As a Vistage member Harding personally experienced the value of such a dynamic. For example, she says that when she was faced with a glass ceiling as a woman in a top position of a major organization, she recalls thinking: “If perhaps I behaved more like the men in the organization, I might gain success in breaking through this. But my group, which I trusted implicitly, reminded me of the importance of being an authentic business leader. This was sage advice which made me rethink my situation from the perspective: What’s within my circle of influence, versus what is merely my circle of concern. This helped me make the ‘right’ next move.”
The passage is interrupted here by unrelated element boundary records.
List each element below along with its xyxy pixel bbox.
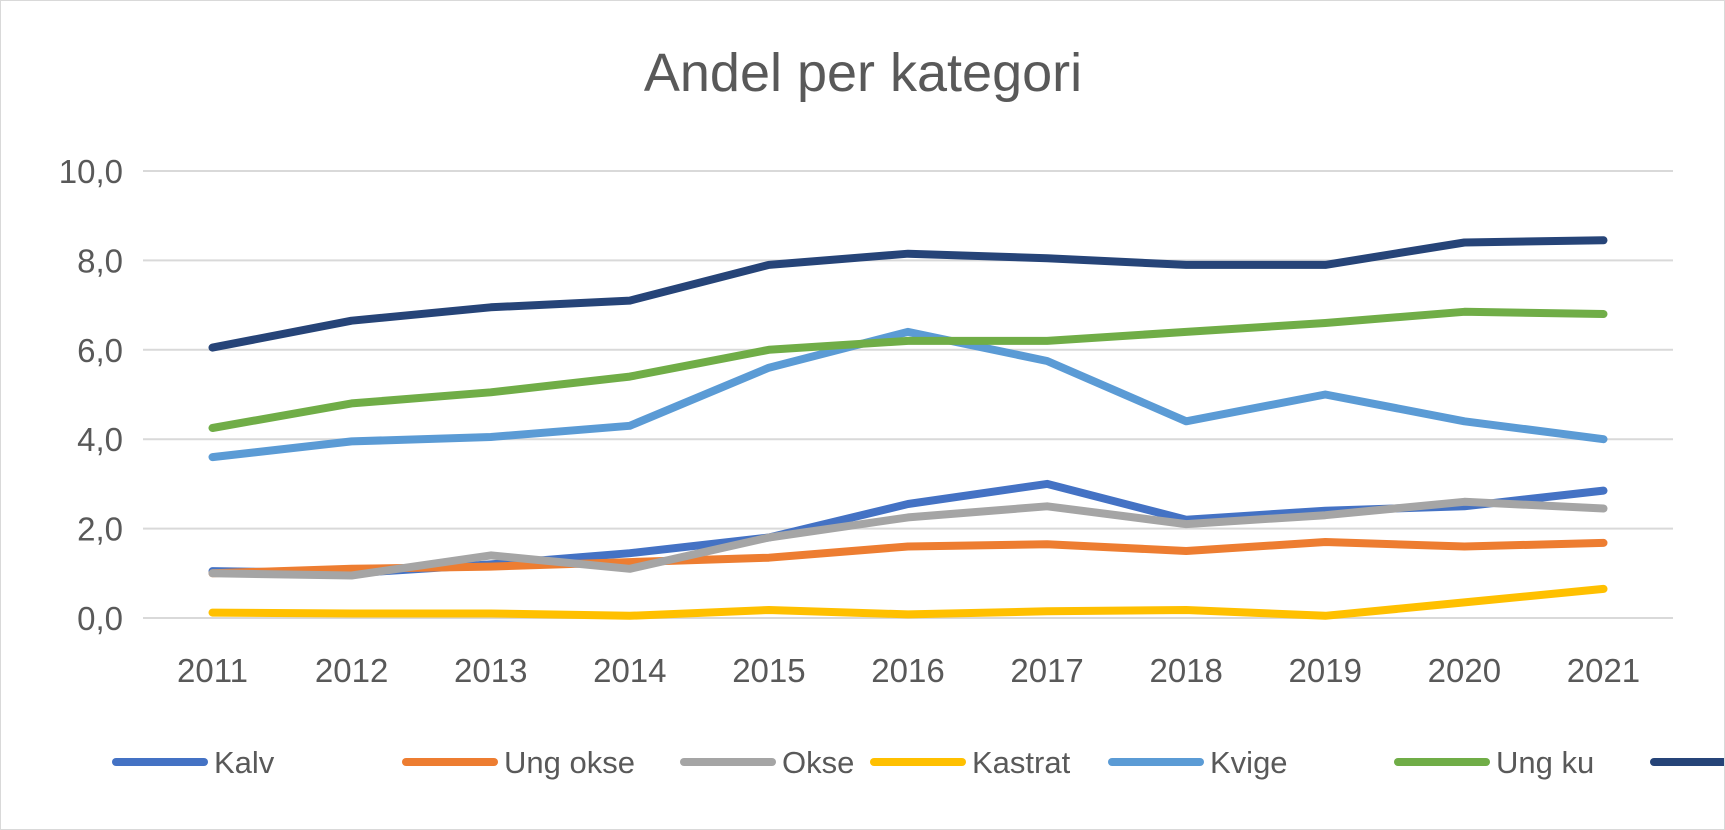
series-line-kvige: [208, 327, 1608, 462]
y-tick-label: 2,0: [77, 511, 123, 548]
x-tick-label: 2017: [1010, 652, 1083, 689]
x-tick-label: 2019: [1289, 652, 1362, 689]
x-tick-label: 2018: [1149, 652, 1222, 689]
series-line-okse: [208, 497, 1608, 580]
legend-item: Okse: [680, 745, 854, 780]
x-tick-label: 2021: [1567, 652, 1640, 689]
legend-label: Ung okse: [504, 745, 635, 780]
y-tick-label: 8,0: [77, 242, 123, 279]
x-tick-label: 2016: [871, 652, 944, 689]
x-tick-label: 2013: [454, 652, 527, 689]
gridlines: [143, 170, 1673, 619]
legend-label: Kastrat: [972, 745, 1071, 780]
legend-item: Kastrat: [870, 745, 1071, 780]
legend-label: Kalv: [214, 745, 275, 780]
legend-item: Kvige: [1108, 745, 1288, 780]
legend-item: Kalv: [112, 745, 275, 780]
chart-title: Andel per kategori: [644, 43, 1082, 103]
series-line-ung-ku: [208, 307, 1608, 432]
series-line-kastrat: [208, 584, 1608, 620]
y-tick-label: 4,0: [77, 421, 123, 458]
legend-item: Ung okse: [402, 745, 635, 780]
y-tick-label: 10,0: [59, 153, 123, 190]
legend-label: Kvige: [1210, 745, 1288, 780]
x-axis: 2011 2012 2013 2014 2015 2016 2017 2018 2019 2020…: [177, 652, 1640, 689]
legend-item: Ung ku: [1394, 745, 1594, 780]
y-tick-label: 6,0: [77, 332, 123, 369]
legend-label: Ung ku: [1496, 745, 1594, 780]
x-tick-label: 2015: [732, 652, 805, 689]
x-tick-label: 2014: [593, 652, 666, 689]
legend-label: Okse: [782, 745, 854, 780]
series-line-ung-okse: [208, 538, 1608, 578]
y-axis: 0,0 2,0 4,0 6,0 8,0 10,0: [59, 153, 123, 637]
legend-item: Ku: [1650, 758, 1724, 766]
legend: Kalv Ung okse Okse Kastrat Kvige Ung ku Ku: [112, 745, 1724, 780]
x-tick-label: 2012: [315, 652, 388, 689]
x-tick-label: 2020: [1428, 652, 1501, 689]
series-line-ku: [208, 236, 1608, 352]
x-tick-label: 2011: [177, 652, 248, 689]
y-tick-label: 0,0: [77, 600, 123, 637]
series-lines: [208, 236, 1608, 620]
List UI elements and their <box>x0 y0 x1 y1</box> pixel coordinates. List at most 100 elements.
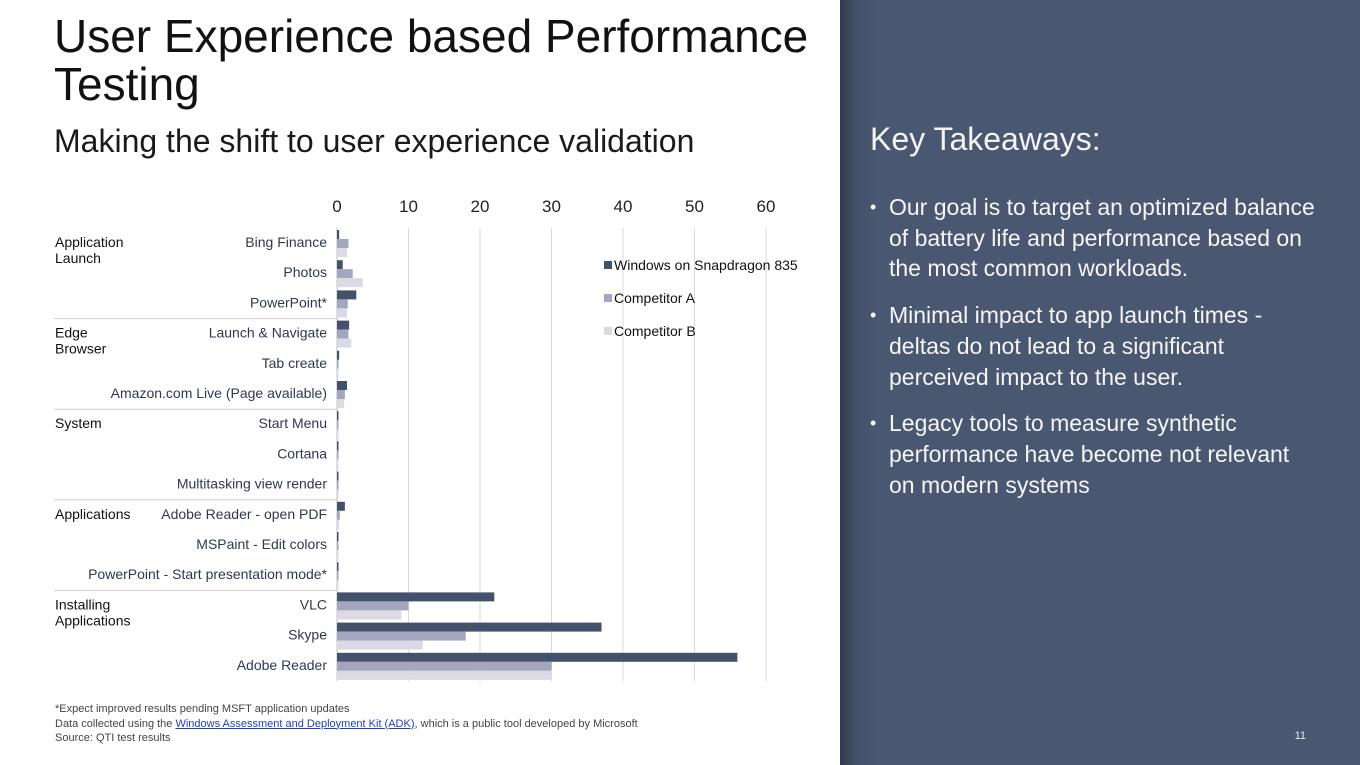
category-label: Cortana <box>277 445 327 461</box>
bar <box>337 480 339 490</box>
takeaways-title: Key Takeaways: <box>870 121 1101 157</box>
bar <box>337 601 409 611</box>
bar <box>337 640 423 650</box>
bullet-icon: • <box>870 413 877 434</box>
bullet-icon: • <box>870 197 877 217</box>
bar <box>337 541 339 550</box>
category-labels: Bing Finance Photos PowerPoint* Launch & Na… <box>88 234 327 673</box>
bar <box>337 381 348 390</box>
category-label: Amazon.com Live (Page available) <box>111 385 327 401</box>
x-tick-label: 0 <box>332 197 341 216</box>
page-number: 11 <box>1294 730 1306 742</box>
group-label: Applications <box>55 506 131 522</box>
group-label: System <box>55 415 102 431</box>
category-label: Start Menu <box>259 415 327 431</box>
slide-subtitle: Making the shift to user experience vali… <box>54 123 695 159</box>
x-tick-label: 50 <box>685 197 704 216</box>
x-tick-label: 40 <box>614 197 633 216</box>
bar <box>337 501 345 511</box>
category-label: MSPaint - Edit colors <box>196 536 327 552</box>
legend-label: Competitor B <box>614 323 696 339</box>
bar <box>337 260 343 270</box>
group-label-line: Installing <box>55 596 110 612</box>
group-label: Installing Applications <box>55 596 131 628</box>
bar <box>337 489 339 499</box>
footnote-source: Source: QTI test results <box>55 732 171 744</box>
bar <box>337 329 349 339</box>
bar <box>337 661 552 671</box>
bar <box>337 308 348 318</box>
legend-label: Windows on Snapdragon 835 <box>614 257 798 273</box>
bar <box>337 610 402 620</box>
group-label: Application Launch <box>55 234 124 266</box>
legend-swatch <box>604 261 612 269</box>
bar <box>337 411 339 421</box>
x-tick-label: 10 <box>399 197 418 216</box>
bar <box>337 350 340 360</box>
category-label: Adobe Reader - open PDF <box>161 506 327 522</box>
category-label: Skype <box>288 627 327 643</box>
takeaway-text: Legacy tools to measure synthetic perfor… <box>889 410 1290 498</box>
bar <box>337 359 339 369</box>
takeaways-panel: Key Takeaways: • Our goal is to target an… <box>840 0 1360 765</box>
bar <box>337 230 340 239</box>
group-label-line: Applications <box>55 612 131 628</box>
x-axis-ticks: 0 10 20 30 40 50 60 <box>332 197 775 216</box>
takeaway-item: • Legacy tools to measure synthetic perfo… <box>870 408 1315 500</box>
footnotes: *Expect improved results pending MSFT ap… <box>55 702 815 746</box>
x-tick-label: 60 <box>757 197 776 216</box>
bar <box>337 441 339 451</box>
category-label: Tab create <box>262 355 328 371</box>
category-label: PowerPoint - Start presentation mode* <box>88 566 327 582</box>
bar <box>337 399 345 408</box>
bar <box>337 320 350 330</box>
bar <box>337 519 340 529</box>
legend-swatch <box>604 294 612 302</box>
takeaway-item: • Minimal impact to app launch times - de… <box>870 300 1315 392</box>
bar <box>337 368 339 378</box>
bar <box>337 510 340 520</box>
legend-swatch <box>604 327 612 335</box>
group-label-line: Application <box>55 234 124 250</box>
takeaway-item: • Our goal is to target an optimized bala… <box>870 192 1315 284</box>
bar <box>337 239 349 248</box>
x-tick-label: 30 <box>542 197 561 216</box>
bar <box>337 459 339 469</box>
category-label: VLC <box>300 596 327 612</box>
takeaway-text: Minimal impact to app launch times - del… <box>889 302 1263 390</box>
adk-link[interactable]: Windows Assessment and Deployment Kit (A… <box>175 717 415 730</box>
group-label-line: Applications <box>55 506 131 522</box>
bar <box>337 450 339 460</box>
slide-title: User Experience based Performance Testin… <box>54 10 809 110</box>
category-label: Multitasking view render <box>177 476 328 492</box>
chart-legend: Windows on Snapdragon 835 Competitor A Com… <box>604 257 798 339</box>
bar <box>337 420 339 430</box>
bar <box>337 269 353 279</box>
x-tick-label: 20 <box>471 197 490 216</box>
bar <box>337 592 495 602</box>
chart-bars <box>337 230 738 680</box>
bar <box>337 248 348 257</box>
category-label: Photos <box>283 264 327 280</box>
bar <box>337 532 339 541</box>
category-label: Launch & Navigate <box>209 325 328 341</box>
footnote-data-source: Data collected using the Windows Assessm… <box>55 717 815 732</box>
footnote-data-prefix: Data collected using the <box>55 717 176 730</box>
bar <box>337 580 339 590</box>
footnote-data-suffix: , which is a public tool developed by Mi… <box>414 717 638 730</box>
bar <box>337 550 339 559</box>
bar <box>337 471 339 481</box>
group-label-line: Edge <box>55 325 88 341</box>
category-label: PowerPoint* <box>250 294 328 310</box>
bullet-icon: • <box>870 305 877 326</box>
category-label: Adobe Reader <box>237 657 328 673</box>
group-label-line: System <box>55 415 102 431</box>
bar <box>337 571 339 581</box>
bar <box>337 562 339 572</box>
group-labels: Application Launch Edge Browser System Applic… <box>55 234 131 628</box>
group-label-line: Browser <box>55 341 107 357</box>
group-label-line: Launch <box>55 250 101 266</box>
legend-label: Competitor A <box>614 290 696 306</box>
bar <box>337 390 345 399</box>
takeaway-text: Our goal is to target an optimized balan… <box>889 194 1315 282</box>
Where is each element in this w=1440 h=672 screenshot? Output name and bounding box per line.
In her groups, Harding aims to attain a healthy level of diversity across many dimensions: gender, age (members range from their 30s to 70s), cultural backgrounds, and organizational roles (there’s a mix of business owners, entrepreneurs and top executives). She also cites a less obvious factor that impacts peer group dynamics: where one is in the business cycle.
“We’re all riding different waves in the business performance cycle,” she explains. “Those riding the crests are quite happily zooming along, while others are in a trough and doing their best to stay upright. Likewise, some members are newly appointed executives who haven’t gained their full confidence yet, while others are mature leaders who want to create a succession plan. She says, “Being at different stages simultaneously is where the magic of the group happens. It’s an opportunity to help each other along while acknowledging that every phase is temporary.”
“Being at different stages simultaneously is where the magic of the group happens. It’s an opportunity to help each other along while acknowledging that every phase is temporary.”
Even as a crusader for diverse perspectives within her groups, the aspect of chairing that Lyn most appreciates is connecting with our common humanity. “As a Chair, I am connected with a global network of people from other countries, cultures and experiences. I am part of a Vistage Worldwide tribe — a powerful group with tremendous reach. That was especially obvious when I attended an international Chair conference in San Diego this year. We are all striving to be the best version of ourselves, to help others succeed, to make a positive difference.”